Nabukwesi had challenged the universities to adopt more innovative approaches that foster diversified learning experiences that enable students to thrive. “Emerging techniques of teaching and technology need to be embedded in the programmes offered in university,” said Nabukwesi. The two-day meeting brought together scholars and policy makers to discuss strategies taken by universities in responding to the rapid technological disruptions occasioned by natural calamities such as the Covid-19 pandemic.
About 300 local and international delegates from diverse professional backgrounds attended the meeting. CUE chairperson Chacha Nyaigoti-Chacha said Covid-19 has had a devastating effect on the delivery of education globally. “The university sub-sector has had to adjust and embrace digital learning platforms to ensure continuity of teaching and learning,” he said.
CUE Chief Executive Officer Mwendwa Ntarangwi said the pandemic has caused a series of unprecedented events that have affected the education sector. Ntarangwi averred that the pandemic has thrown both public and private universities into uncertain waters since each is forced to move lessons online; a development that he said has greatly impacted the institutions financially.
Maritim said a clear policy on online learning must be developed. He stressed that online learning has never been mainstreamed in most universities with the programme largely used as a revenue stream. “Financing of distance learning has always been an income generating initiative. It has remained undeveloped,” said Maritim.

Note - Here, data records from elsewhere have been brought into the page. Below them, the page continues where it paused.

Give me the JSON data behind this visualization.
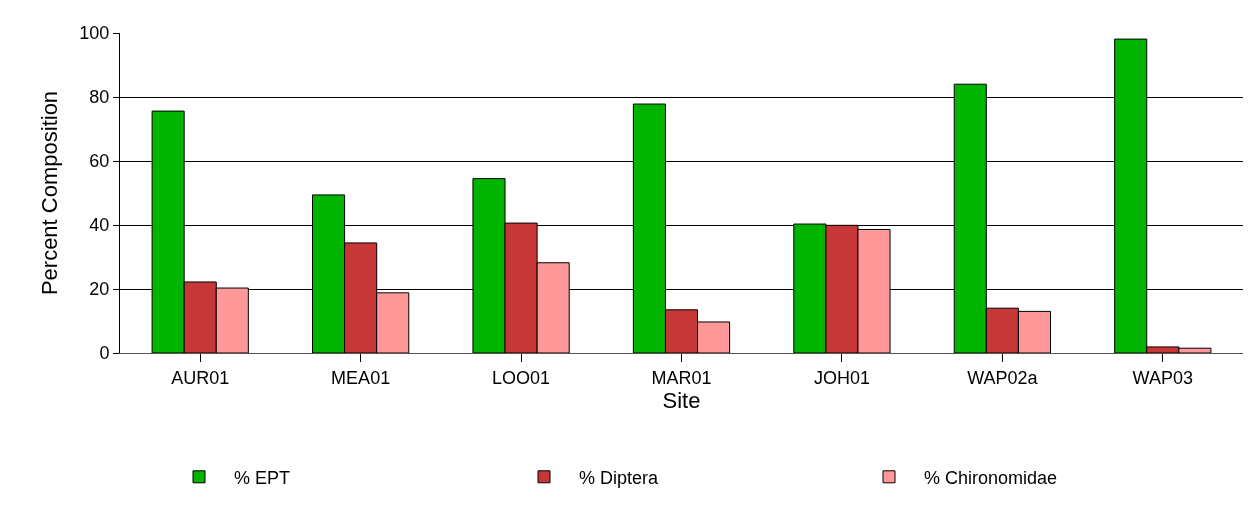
{
  "chart_data": {
    "type": "bar",
    "xlabel": "Site",
    "ylabel": "Percent Composition",
    "categories": [
      "AUR01",
      "MEA01",
      "LOO01",
      "MAR01",
      "JOH01",
      "WAP02a",
      "WAP03"
    ],
    "series": [
      {
        "name": "% EPT",
        "color": "#00b400",
        "values": [
          75.6,
          49.4,
          54.5,
          77.8,
          40.3,
          84.0,
          98.1
        ]
      },
      {
        "name": "% Diptera",
        "color": "#c83737",
        "values": [
          22.2,
          34.4,
          40.6,
          13.5,
          39.9,
          14.0,
          1.9
        ]
      },
      {
        "name": "% Chironomidae",
        "color": "#ff9999",
        "values": [
          20.3,
          18.8,
          28.2,
          9.7,
          38.6,
          13.0,
          1.5
        ]
      }
    ],
    "ylim": [
      0,
      100
    ],
    "yticks": [
      0,
      20,
      40,
      60,
      80,
      100
    ],
    "grid": "y",
    "legend": "bottom"
  }
}
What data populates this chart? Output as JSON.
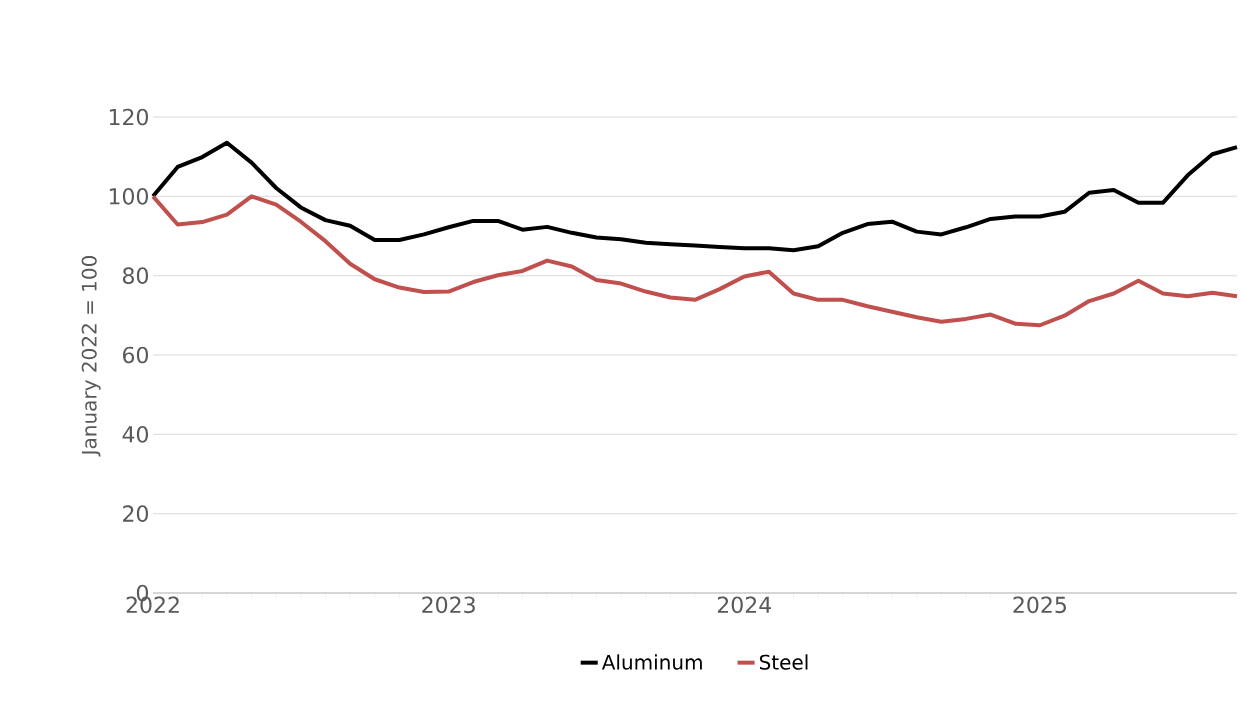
{
  "chart_data": {
    "type": "line",
    "ylabel": "January 2022 = 100",
    "x": [
      "2022-01",
      "2022-02",
      "2022-03",
      "2022-04",
      "2022-05",
      "2022-06",
      "2022-07",
      "2022-08",
      "2022-09",
      "2022-10",
      "2022-11",
      "2022-12",
      "2023-01",
      "2023-02",
      "2023-03",
      "2023-04",
      "2023-05",
      "2023-06",
      "2023-07",
      "2023-08",
      "2023-09",
      "2023-10",
      "2023-11",
      "2023-12",
      "2024-01",
      "2024-02",
      "2024-03",
      "2024-04",
      "2024-05",
      "2024-06",
      "2024-07",
      "2024-08",
      "2024-09",
      "2024-10",
      "2024-11",
      "2024-12",
      "2025-01",
      "2025-02",
      "2025-03",
      "2025-04",
      "2025-05",
      "2025-06",
      "2025-07",
      "2025-08",
      "2025-09"
    ],
    "series": [
      {
        "name": "Aluminum",
        "color": "#000000",
        "values": [
          100,
          107.4,
          109.9,
          113.5,
          108.5,
          102.1,
          97.2,
          94,
          92.6,
          89,
          89,
          90.4,
          92.2,
          93.8,
          93.8,
          91.6,
          92.3,
          90.8,
          89.6,
          89.2,
          88.3,
          87.9,
          87.6,
          87.2,
          86.9,
          86.9,
          86.4,
          87.4,
          90.8,
          93,
          93.6,
          91.1,
          90.4,
          92.2,
          94.3,
          94.9,
          94.9,
          96.1,
          100.9,
          101.6,
          98.4,
          98.4,
          105.3,
          110.6,
          112.4
        ]
      },
      {
        "name": "Steel",
        "color": "#c0504d",
        "values": [
          100,
          92.9,
          93.5,
          95.4,
          100,
          97.9,
          93.6,
          88.7,
          83,
          79.1,
          77,
          75.9,
          76,
          78.4,
          80.1,
          81.2,
          83.8,
          82.3,
          78.9,
          78,
          76,
          74.5,
          73.9,
          76.6,
          79.8,
          81,
          75.5,
          73.9,
          73.9,
          72.3,
          70.9,
          69.5,
          68.4,
          69.1,
          70.2,
          67.9,
          67.5,
          69.9,
          73.6,
          75.5,
          78.7,
          75.5,
          74.8,
          75.7,
          74.8
        ]
      }
    ],
    "xlim": [
      "2022-01",
      "2025-09"
    ],
    "xticks": [
      "2022",
      "2023",
      "2024",
      "2025"
    ],
    "ylim": [
      0,
      120
    ],
    "yticks": [
      0,
      20,
      40,
      60,
      80,
      100,
      120
    ],
    "grid": "y",
    "legend": "bottom",
    "marker": "none",
    "line_style": "solid"
  }
}
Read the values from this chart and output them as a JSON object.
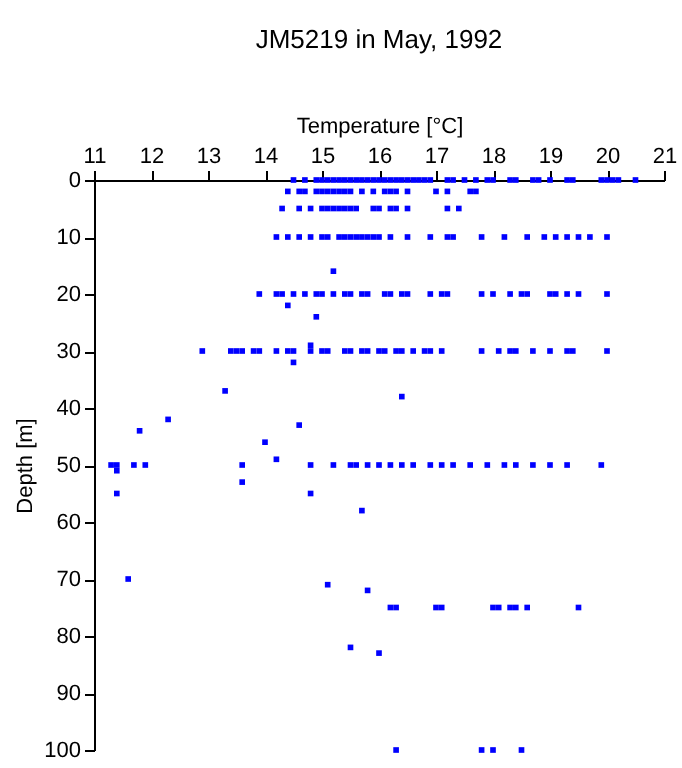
{
  "chart_data": {
    "type": "scatter",
    "title": "JM5219 in May, 1992",
    "xlabel": "Temperature [°C]",
    "ylabel": "Depth [m]",
    "color": "#0000ff",
    "marker": "square",
    "grid": false,
    "xlim": [
      11,
      21
    ],
    "xticks": [
      11,
      12,
      13,
      14,
      15,
      16,
      17,
      18,
      19,
      20,
      21
    ],
    "ylim": [
      100,
      0
    ],
    "yticks": [
      0,
      10,
      20,
      30,
      40,
      50,
      60,
      70,
      80,
      90,
      100
    ],
    "x": [
      14.5,
      14.7,
      14.9,
      15.0,
      15.1,
      15.2,
      15.3,
      15.4,
      15.5,
      15.6,
      15.7,
      15.8,
      15.9,
      16.0,
      16.1,
      16.2,
      16.3,
      16.4,
      16.5,
      16.6,
      16.7,
      16.8,
      16.9,
      17.2,
      17.3,
      17.5,
      17.7,
      17.9,
      18.0,
      18.3,
      18.4,
      18.7,
      18.8,
      19.0,
      19.3,
      19.4,
      19.9,
      20.0,
      20.1,
      20.2,
      20.5,
      14.4,
      14.6,
      14.7,
      14.9,
      15.0,
      15.1,
      15.2,
      15.3,
      15.4,
      15.5,
      15.7,
      15.9,
      16.1,
      16.2,
      16.3,
      16.5,
      17.0,
      17.2,
      17.6,
      17.7,
      14.3,
      14.6,
      14.8,
      15.0,
      15.1,
      15.2,
      15.3,
      15.4,
      15.5,
      15.6,
      15.9,
      16.0,
      16.2,
      16.3,
      16.5,
      17.2,
      17.4,
      14.2,
      14.4,
      14.6,
      14.8,
      15.0,
      15.1,
      15.3,
      15.4,
      15.5,
      15.6,
      15.7,
      15.8,
      15.9,
      16.0,
      16.2,
      16.5,
      16.9,
      17.2,
      17.3,
      17.8,
      18.2,
      18.6,
      18.9,
      19.1,
      19.3,
      19.5,
      19.7,
      20.0,
      13.9,
      14.2,
      14.3,
      14.5,
      14.7,
      14.9,
      15.0,
      15.2,
      15.4,
      15.5,
      15.7,
      15.8,
      16.1,
      16.2,
      16.4,
      16.5,
      16.9,
      17.1,
      17.2,
      17.8,
      18.0,
      18.3,
      18.5,
      18.6,
      19.0,
      19.1,
      19.3,
      19.5,
      20.0,
      12.9,
      13.4,
      13.5,
      13.6,
      13.8,
      13.9,
      14.2,
      14.4,
      14.5,
      14.8,
      15.0,
      15.1,
      15.4,
      15.5,
      15.7,
      15.8,
      16.0,
      16.1,
      16.3,
      16.4,
      16.6,
      16.8,
      16.9,
      17.1,
      17.8,
      18.1,
      18.3,
      18.4,
      18.7,
      19.0,
      19.3,
      19.4,
      20.0,
      15.2,
      14.4,
      14.9,
      14.8,
      14.5,
      13.3,
      16.4,
      12.3,
      14.6,
      11.8,
      14.0,
      14.2,
      11.3,
      11.4,
      11.7,
      11.9,
      13.6,
      14.8,
      15.2,
      15.5,
      15.6,
      15.8,
      16.0,
      16.2,
      16.4,
      16.6,
      16.9,
      17.1,
      17.3,
      17.6,
      17.9,
      18.2,
      18.4,
      18.7,
      19.0,
      19.3,
      19.9,
      11.4,
      13.6,
      11.4,
      14.8,
      15.7,
      11.6,
      15.1,
      15.8,
      16.2,
      16.3,
      17.0,
      17.1,
      18.0,
      18.1,
      18.3,
      18.4,
      18.6,
      19.5,
      15.5,
      16.0,
      16.3,
      17.8,
      18.0,
      18.5
    ],
    "values": [
      0,
      0,
      0,
      0,
      0,
      0,
      0,
      0,
      0,
      0,
      0,
      0,
      0,
      0,
      0,
      0,
      0,
      0,
      0,
      0,
      0,
      0,
      0,
      0,
      0,
      0,
      0,
      0,
      0,
      0,
      0,
      0,
      0,
      0,
      0,
      0,
      0,
      0,
      0,
      0,
      0,
      2,
      2,
      2,
      2,
      2,
      2,
      2,
      2,
      2,
      2,
      2,
      2,
      2,
      2,
      2,
      2,
      2,
      2,
      2,
      2,
      5,
      5,
      5,
      5,
      5,
      5,
      5,
      5,
      5,
      5,
      5,
      5,
      5,
      5,
      5,
      5,
      5,
      10,
      10,
      10,
      10,
      10,
      10,
      10,
      10,
      10,
      10,
      10,
      10,
      10,
      10,
      10,
      10,
      10,
      10,
      10,
      10,
      10,
      10,
      10,
      10,
      10,
      10,
      10,
      10,
      20,
      20,
      20,
      20,
      20,
      20,
      20,
      20,
      20,
      20,
      20,
      20,
      20,
      20,
      20,
      20,
      20,
      20,
      20,
      20,
      20,
      20,
      20,
      20,
      20,
      20,
      20,
      20,
      20,
      30,
      30,
      30,
      30,
      30,
      30,
      30,
      30,
      30,
      30,
      30,
      30,
      30,
      30,
      30,
      30,
      30,
      30,
      30,
      30,
      30,
      30,
      30,
      30,
      30,
      30,
      30,
      30,
      30,
      30,
      30,
      30,
      30,
      16,
      22,
      24,
      29,
      32,
      37,
      38,
      42,
      43,
      44,
      46,
      49,
      50,
      50,
      50,
      50,
      50,
      50,
      50,
      50,
      50,
      50,
      50,
      50,
      50,
      50,
      50,
      50,
      50,
      50,
      50,
      50,
      50,
      50,
      50,
      50,
      50,
      51,
      53,
      55,
      55,
      58,
      70,
      71,
      72,
      75,
      75,
      75,
      75,
      75,
      75,
      75,
      75,
      75,
      75,
      82,
      83,
      100,
      100,
      100,
      100
    ]
  }
}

Daystar University Vice-chancellor Laban Ayiro said technology has come in handy. “Cost of bundles, uncertain connectivity, and capacity of both instructors and learners to utilise technology platforms still exist,” said Ayiro.
Education Cabinet Secretary George Magoha told the university managers that government's financial support was limited. Magoha challenged university managers to come up with ways of transforming their teaching practices in response to challenges such as Covid-19. “It is universities themselves that must come up with solutions to challenges that face them,” said Magoha.
USIU-Africa Vice-chancellor Paul Zeleza also said university managers must come up with solutions to current problems. “Besides the ability to demonstrate confidence and empathy, leaders are also expected to demonstrate self-awareness, motivation, and social skills, rather than being egotistic, impulsive, and prone to bullying and micromanagement,” said Zeleza.